Schmerzensgeldklage gegen das Land: Zahlung von 10.000 €, sonstige Klage abgewiesen
KI-Zusammenfassung
Der Kläger forderte Schmerzensgeld vom beklagten Land. Das Landgericht verurteilte das Land zur Zahlung von 10.000 € Schmerzensgeld, wies die übrigen Klageanträge jedoch ab. Die Kosten des Rechtsstreits trägt der Kläger.
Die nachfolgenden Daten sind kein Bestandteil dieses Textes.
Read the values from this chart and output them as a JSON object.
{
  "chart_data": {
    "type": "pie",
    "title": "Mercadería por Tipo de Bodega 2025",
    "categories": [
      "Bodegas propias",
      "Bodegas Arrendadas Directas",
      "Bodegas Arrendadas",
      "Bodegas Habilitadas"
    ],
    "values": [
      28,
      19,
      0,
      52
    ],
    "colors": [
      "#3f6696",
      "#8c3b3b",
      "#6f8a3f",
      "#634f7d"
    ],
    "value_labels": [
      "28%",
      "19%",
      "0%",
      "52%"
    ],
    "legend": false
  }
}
Das Urteil ist gegen Sicherheitsleistung von 110 % des zu vollstreckenden Betrags vorläufig vollstreckbar.
Ausgang: Klage teilweise stattgegeben: Schmerzensgeldanspruch in Höhe von 10.000 € stattgegeben, übrige Klageabweisungen; Kläger trägt die Kosten.
Abstrakte Rechtssätze
Schmerzensgeld kann auch gegenüber Trägern der öffentlichen Hand zugesprochen werden, wenn dem Anspruchsteller durch deren Verhalten ein immaterieller Schaden entstanden ist.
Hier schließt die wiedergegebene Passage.